# nz picture dump



## vonnagy (Oct 8, 2004)

nothing really excitng here, just a few shots i've taken over the last few months










i don't know why, but this pic looks a bit pervy to me :scratch:


----------



## santino (Oct 8, 2004)

nothing really exciting? you gotta be kidding man 
these are great shots! especially #7 :thumbsup:


----------



## Corry (Oct 8, 2004)

Yes, it looks pervy indeed, but they are all awesome, as usual!


----------



## Karalee (Oct 8, 2004)

Disgusting. Your a sucky photographer :LOL:

Just kidding, the tire one rules!


----------



## Scott WRG Editor (Oct 8, 2004)

Heh, your "boring" shots are better than most of mine.  :shock:


----------



## JonMikal (Oct 8, 2004)

Awesome captures.  Your last 5 images say a lot.  Where is this?


----------



## Digital Matt (Oct 8, 2004)

As sad as that 4th photo is, with the tires in the sand, it's really a great photo.  Poor beach.


----------



## pilgrim (Oct 8, 2004)

hahaha, that pervy one made me smile


----------



## Alison (Oct 8, 2004)

Love that second photo, the colors are great.


----------



## danalec99 (Oct 8, 2004)

#4 is exquisite! :thumbsup:
My fav : 2, 4, 5

Do you shoot in RAW or High JPEG?


----------



## LaFoto (Oct 9, 2004)

Boring!
Indeed! 

Now that you're mentioning it.....


----------



## 2Stupid2Duck (Oct 9, 2004)

I am definately gunna visit New Zealand soon.  (Actually I really am - my wife has been hastling me heaps and I'd love to see the place too.) Besides, I need some new locations for the Where Am I game.


----------



## vonnagy (Oct 9, 2004)

Thanks for your kind words everyone 



			
				jonmikal said:
			
		

> Awesome captures.  Your last 5 images say a lot.  Where is this?



the last 5 shots where taken at Manukau Heads 



> Do you shoot in RAW or High JPEG?



These shots where high jpeg, reason being i don't  have enough space on my camera when i take a road trip to shoot raw.
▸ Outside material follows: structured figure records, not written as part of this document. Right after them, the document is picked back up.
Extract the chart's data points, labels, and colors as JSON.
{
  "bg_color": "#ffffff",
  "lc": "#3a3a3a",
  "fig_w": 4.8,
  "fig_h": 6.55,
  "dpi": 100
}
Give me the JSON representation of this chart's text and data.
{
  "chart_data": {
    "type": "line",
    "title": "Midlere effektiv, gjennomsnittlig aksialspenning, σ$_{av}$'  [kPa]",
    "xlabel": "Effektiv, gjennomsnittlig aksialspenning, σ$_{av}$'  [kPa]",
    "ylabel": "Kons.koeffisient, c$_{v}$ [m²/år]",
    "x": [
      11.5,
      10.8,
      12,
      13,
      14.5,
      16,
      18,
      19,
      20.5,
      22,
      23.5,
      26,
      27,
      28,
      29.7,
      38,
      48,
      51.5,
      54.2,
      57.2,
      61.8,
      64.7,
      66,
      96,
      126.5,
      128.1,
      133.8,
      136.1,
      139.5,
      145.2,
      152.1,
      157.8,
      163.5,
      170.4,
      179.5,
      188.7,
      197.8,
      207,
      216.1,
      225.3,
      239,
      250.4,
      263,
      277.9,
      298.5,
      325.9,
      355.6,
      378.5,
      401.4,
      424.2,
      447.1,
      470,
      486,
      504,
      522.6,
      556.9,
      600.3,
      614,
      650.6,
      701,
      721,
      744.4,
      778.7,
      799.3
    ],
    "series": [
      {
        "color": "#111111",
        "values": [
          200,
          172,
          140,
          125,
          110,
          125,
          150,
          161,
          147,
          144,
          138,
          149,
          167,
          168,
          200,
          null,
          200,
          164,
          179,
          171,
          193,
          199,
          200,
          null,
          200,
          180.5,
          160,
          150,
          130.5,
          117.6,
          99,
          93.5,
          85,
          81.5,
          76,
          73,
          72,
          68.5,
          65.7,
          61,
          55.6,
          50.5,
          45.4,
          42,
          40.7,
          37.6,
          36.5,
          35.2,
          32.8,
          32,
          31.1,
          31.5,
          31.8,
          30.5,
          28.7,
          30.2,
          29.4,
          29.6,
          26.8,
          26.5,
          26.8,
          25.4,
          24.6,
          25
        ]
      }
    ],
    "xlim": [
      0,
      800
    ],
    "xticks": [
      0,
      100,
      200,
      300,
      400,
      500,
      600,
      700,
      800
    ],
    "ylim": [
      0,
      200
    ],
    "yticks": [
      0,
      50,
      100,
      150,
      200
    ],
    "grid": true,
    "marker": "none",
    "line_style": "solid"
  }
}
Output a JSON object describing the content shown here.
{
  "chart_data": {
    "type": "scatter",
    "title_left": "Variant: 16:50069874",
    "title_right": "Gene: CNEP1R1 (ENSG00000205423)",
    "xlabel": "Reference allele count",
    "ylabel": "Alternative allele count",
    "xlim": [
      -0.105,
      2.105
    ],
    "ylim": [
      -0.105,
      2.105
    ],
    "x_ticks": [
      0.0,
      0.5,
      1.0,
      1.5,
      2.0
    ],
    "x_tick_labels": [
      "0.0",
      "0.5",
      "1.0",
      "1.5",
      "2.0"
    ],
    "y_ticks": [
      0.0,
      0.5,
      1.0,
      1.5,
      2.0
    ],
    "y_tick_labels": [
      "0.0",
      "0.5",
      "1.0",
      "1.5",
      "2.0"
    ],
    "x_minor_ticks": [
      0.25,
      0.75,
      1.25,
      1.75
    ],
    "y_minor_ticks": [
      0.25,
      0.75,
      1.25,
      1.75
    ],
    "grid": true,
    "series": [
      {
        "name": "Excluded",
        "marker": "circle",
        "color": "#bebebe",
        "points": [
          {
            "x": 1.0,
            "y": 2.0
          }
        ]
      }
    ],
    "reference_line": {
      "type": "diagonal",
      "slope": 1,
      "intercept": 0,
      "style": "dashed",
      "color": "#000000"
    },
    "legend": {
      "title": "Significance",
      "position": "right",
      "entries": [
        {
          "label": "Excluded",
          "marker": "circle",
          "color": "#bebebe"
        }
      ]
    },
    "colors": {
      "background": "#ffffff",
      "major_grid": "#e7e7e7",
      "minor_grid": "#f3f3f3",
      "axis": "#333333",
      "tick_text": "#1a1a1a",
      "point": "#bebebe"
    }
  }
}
If i am just puttering around auckland i usually shoot raw


----------



## ShutterBug4_4 (Oct 10, 2004)

All of these shots are amazing, as usual...it just sucks that there's that much crap laying on the beach like that   

Anyways, all of your shots are great, but your first two shots are absolutely breathtaking though!  I love them!


----------